Hm, I see. The next best thing would then probably having a bool in
BlockDriver that enables the fallback.

> So the function pointer would actually need to be set to something like
> (int (*)(BlockDriverState *, int64_t, PreallocMode, Error **))42ul, or a
> dummy function that just aborts, and then bdrv_co_truncate() would
> recognize this magic constant.  But that seemed so weird to me that I
> decided just not to do it, mostly because I was wondering what would be
> so bad about treating images whose size we cannot change because we
> haven’t implemented it exactly like fixed-size images.
> 
> (Also, “fixed-size” is up to interpretation.  You can change an LVM
> volume’s size.  qemu doesn’t do it, obviously.  But that is the reason
> for the warning qemu-img resize emits when it sees that the file size
> did not change.)
> 
> > And of course, we only need these fake implementations because qemu-img
> > (or .bdrv_co_create_opts) always wants to create the protocol level. If
> > we could avoid this, then we wouldn't need any of this.
> 
> It’s trivial to avoid this.  I mean, patch 4 does exactly that.
> 
> So it isn’t about avoiding creating the protocol level, it’s about
> avoiding the truncation there.  But why would you do that?
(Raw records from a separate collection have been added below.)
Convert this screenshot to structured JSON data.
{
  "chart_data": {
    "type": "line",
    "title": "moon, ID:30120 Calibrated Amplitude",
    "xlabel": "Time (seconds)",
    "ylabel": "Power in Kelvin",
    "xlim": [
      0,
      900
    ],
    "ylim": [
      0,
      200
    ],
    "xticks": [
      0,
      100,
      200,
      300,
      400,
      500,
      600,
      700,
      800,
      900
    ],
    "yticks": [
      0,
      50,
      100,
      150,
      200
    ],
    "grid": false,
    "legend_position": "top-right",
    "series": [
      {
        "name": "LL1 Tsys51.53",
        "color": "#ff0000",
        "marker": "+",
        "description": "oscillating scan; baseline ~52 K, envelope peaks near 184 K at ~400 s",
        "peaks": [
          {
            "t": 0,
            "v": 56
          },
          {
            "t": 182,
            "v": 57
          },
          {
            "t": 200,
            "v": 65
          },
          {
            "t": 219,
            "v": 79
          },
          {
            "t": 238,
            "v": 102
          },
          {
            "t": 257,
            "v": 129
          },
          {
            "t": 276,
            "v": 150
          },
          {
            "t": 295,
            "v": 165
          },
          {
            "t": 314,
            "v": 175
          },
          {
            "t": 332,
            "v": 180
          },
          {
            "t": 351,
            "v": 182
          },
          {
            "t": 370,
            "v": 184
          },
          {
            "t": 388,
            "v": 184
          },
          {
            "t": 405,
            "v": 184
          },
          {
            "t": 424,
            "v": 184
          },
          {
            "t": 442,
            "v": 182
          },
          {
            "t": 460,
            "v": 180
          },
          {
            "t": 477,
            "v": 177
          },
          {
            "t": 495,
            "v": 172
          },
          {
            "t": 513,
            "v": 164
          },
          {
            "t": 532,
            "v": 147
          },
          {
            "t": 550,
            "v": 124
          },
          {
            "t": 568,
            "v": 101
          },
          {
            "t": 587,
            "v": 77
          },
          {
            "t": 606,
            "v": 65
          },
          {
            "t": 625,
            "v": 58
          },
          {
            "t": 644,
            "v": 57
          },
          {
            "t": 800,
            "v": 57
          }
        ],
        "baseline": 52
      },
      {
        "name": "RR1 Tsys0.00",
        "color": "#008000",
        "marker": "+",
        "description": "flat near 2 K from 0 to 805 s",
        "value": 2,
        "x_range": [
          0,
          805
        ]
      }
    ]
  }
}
Because we can't actually truncate there. We can only do the fake thing
and claim we have truncated even though the size didn't change.

But actually, while avoiding the fake truncate outside of image creation
would avoid confusing situations where the user requested image
shrinking, gets success, but nothing happened, it would also break
actual resizes where the volume is resized externally and block_resize
is only called to notify qemu to pick up the size change.

So after all, we probably do need to keep the hack in bdrv_co_truncate()
instead of moving it to image creation only.